Stephen Forrest, an electrical engineering professor, and Dudley Saville, a chemical engineering professor, were elected to the National Academy of Engineering, joining 15 other University faculty members already in the Academy.

Membership in the National Academy of Engineering is one of the highest honors in the engineering field, and 77 new members were elected this year. The academy seeks "to promote the technological welfare of the nation by marshaling the knowledge and insights of eminent members of the engineering profession," according to an NAE press release.

Those chosen for membership have shown "unusual accomplishment in the pioneering of new and developing fields of technology," and have made "important contributions to engineering theory and practice," the release said.

"The election of these two outstanding professors highlights the distinction of our engineering faculty at Princeton," said Maria Klawe, dean of the School of Engineering and Applied Science, in a press release. "Since our engineering school is relatively small, it is quite an achievement if just one of our faculty is elected in a particular year.

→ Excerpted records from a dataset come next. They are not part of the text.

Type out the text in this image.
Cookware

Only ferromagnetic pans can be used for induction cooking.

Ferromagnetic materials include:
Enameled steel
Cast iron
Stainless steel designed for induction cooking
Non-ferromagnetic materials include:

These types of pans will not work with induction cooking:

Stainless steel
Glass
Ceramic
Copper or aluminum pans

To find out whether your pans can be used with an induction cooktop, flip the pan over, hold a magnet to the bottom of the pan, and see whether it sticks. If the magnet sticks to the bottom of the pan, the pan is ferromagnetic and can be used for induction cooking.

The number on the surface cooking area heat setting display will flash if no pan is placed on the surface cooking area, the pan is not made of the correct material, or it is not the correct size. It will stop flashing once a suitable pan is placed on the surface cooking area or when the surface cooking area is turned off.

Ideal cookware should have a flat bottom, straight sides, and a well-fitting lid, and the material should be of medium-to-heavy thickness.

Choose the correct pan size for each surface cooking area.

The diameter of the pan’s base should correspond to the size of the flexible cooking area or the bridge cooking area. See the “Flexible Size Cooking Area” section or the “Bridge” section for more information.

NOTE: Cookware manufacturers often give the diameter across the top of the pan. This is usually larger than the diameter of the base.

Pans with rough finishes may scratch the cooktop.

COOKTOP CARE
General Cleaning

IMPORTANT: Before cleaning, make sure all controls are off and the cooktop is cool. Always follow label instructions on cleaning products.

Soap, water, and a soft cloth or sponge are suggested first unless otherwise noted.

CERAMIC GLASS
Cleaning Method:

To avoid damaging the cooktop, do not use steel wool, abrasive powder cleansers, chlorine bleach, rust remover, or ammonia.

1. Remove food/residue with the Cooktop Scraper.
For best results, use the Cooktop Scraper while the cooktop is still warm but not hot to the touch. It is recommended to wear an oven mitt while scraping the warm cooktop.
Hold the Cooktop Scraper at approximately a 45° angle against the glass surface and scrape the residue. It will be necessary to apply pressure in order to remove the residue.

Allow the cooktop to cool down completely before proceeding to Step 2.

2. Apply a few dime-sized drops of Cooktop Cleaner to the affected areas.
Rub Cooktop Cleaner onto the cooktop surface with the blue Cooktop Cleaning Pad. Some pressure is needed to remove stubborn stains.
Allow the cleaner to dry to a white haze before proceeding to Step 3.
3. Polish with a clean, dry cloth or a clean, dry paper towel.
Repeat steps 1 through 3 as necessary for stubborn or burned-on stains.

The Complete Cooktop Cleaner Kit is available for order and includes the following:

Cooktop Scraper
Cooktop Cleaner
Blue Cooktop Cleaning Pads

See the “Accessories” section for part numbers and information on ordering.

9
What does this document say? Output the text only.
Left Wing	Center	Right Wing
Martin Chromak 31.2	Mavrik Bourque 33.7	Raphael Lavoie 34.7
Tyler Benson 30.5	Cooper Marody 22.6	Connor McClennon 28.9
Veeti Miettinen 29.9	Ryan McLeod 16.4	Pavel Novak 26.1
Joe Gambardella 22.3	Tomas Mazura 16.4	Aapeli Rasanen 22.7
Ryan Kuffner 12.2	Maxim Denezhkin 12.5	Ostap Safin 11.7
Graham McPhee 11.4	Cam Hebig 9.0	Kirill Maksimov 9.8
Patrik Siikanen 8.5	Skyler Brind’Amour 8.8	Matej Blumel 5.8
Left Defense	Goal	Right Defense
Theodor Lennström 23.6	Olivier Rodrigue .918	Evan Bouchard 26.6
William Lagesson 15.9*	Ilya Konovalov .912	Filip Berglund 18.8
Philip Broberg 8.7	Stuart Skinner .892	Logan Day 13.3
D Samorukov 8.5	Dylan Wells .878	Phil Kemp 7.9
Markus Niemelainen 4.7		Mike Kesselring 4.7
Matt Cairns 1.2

To have two members of the faculty elected into this elite body in one year is indicative of the high quality of our faculty."

Manipulating the small

Saville was elected to the academy for "advancing our understanding of electrokinetic and electrohydrodynamic processes and their application to the assembly of colloidal arrays," the NAE statement said.

Saville said he was "interested in understanding how to manipulate small objects and fluids on a small-length scale."

In his research, he has worked on "reaching into" fluids and grabbing hold of and moving colloidal particles, less than a few microns in size, he said.

When Saville began his research other scientists were also working on the same problem, but Saville started exploring a unique method of particle manipulation, he said.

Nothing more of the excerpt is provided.